Half hour goes by, I walk out and ask, 'Are you okay? Is your back bothering you? Want me to rub some painmed on it?' He replies with, "No, it's not that. I don't feel right back there with you. I think I'll move all my stuff upstairs." I go blank. I have nothing! My mind goes blank. I turn and go back to bed.
So, now my self talk mind, crazy mind and what I feel are millions of people in my head are trying to figure out, Is it because I didn't initiate again like I did this morning? He turned me away. Or, was that a 'set up'. A way to say, I'm giving you your need, now you give me mine..and since I didn't, since I didn't initiate...now he's mad. This is typical. It's what happens all the time. I feel the damned if I do, damned if I dont.
I know he feels the same. Then, I wake up and he's text me before work and says, "good morning, hope you have a good day know you are truly loved".

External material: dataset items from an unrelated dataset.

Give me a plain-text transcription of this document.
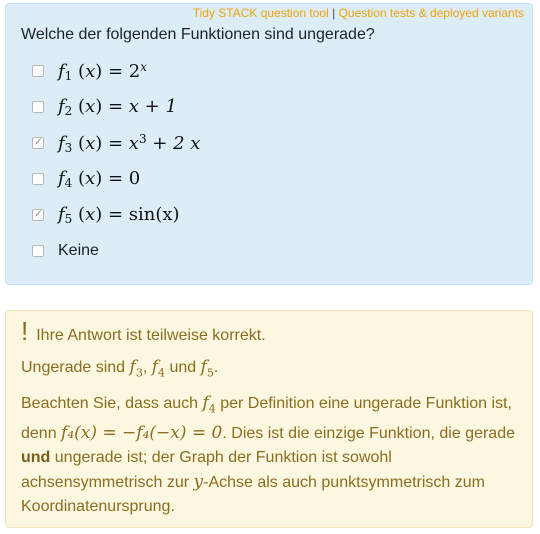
Tidy STACK question tool | Question tests & deployed variants
Welche der folgenden Funktionen sind ungerade?
$f_1$ $(x) = 2^x$
$f_2$ (x) = x + 1
✓ $f_3$ $(x) = x^3 + 2$ x
$f_4$ (x) = 0
✓ $f_5$ (x) = sin(x)
Keine
! Ihre Antwort ist teilweise korrekt.
Ungerade sind $f_3$, $f_4$ und $f_5$.
Beachten Sie, dass auch $f_4$ per Definition eine ungerade Funktion ist, denn f₄(x) = −f₄(−x) = 0. Dies ist die einzige Funktion, die gerade und ungerade ist; der Graph der Funktion ist sowohl achsensymmetrisch zur y-Achse als auch punktsymmetrisch zum Koordinatenursprung.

I thought, or felt, possibly this weekend was a small step of progress. Until I didn't follow through. This is what make me feel insane. I know he has needs, please understand. He deserves his needs met, I completely understand that as well. I cannot fake it. I cannot 'play' the role. Not only that, he will know. We've been together almost 20 years. He can sense my emotions, my feelings. About 3 weeks ago we did have sex. Not make love, sex. And ever since, it's been a rollercoaster. That is why I can't do the fake it til make it because if I do, it's then expected more and more and when it stops, I feel it sets me back even farther.
Never thought I'd lose my desire. I do miss it. I hate how I'm making him feel. I truly hate it.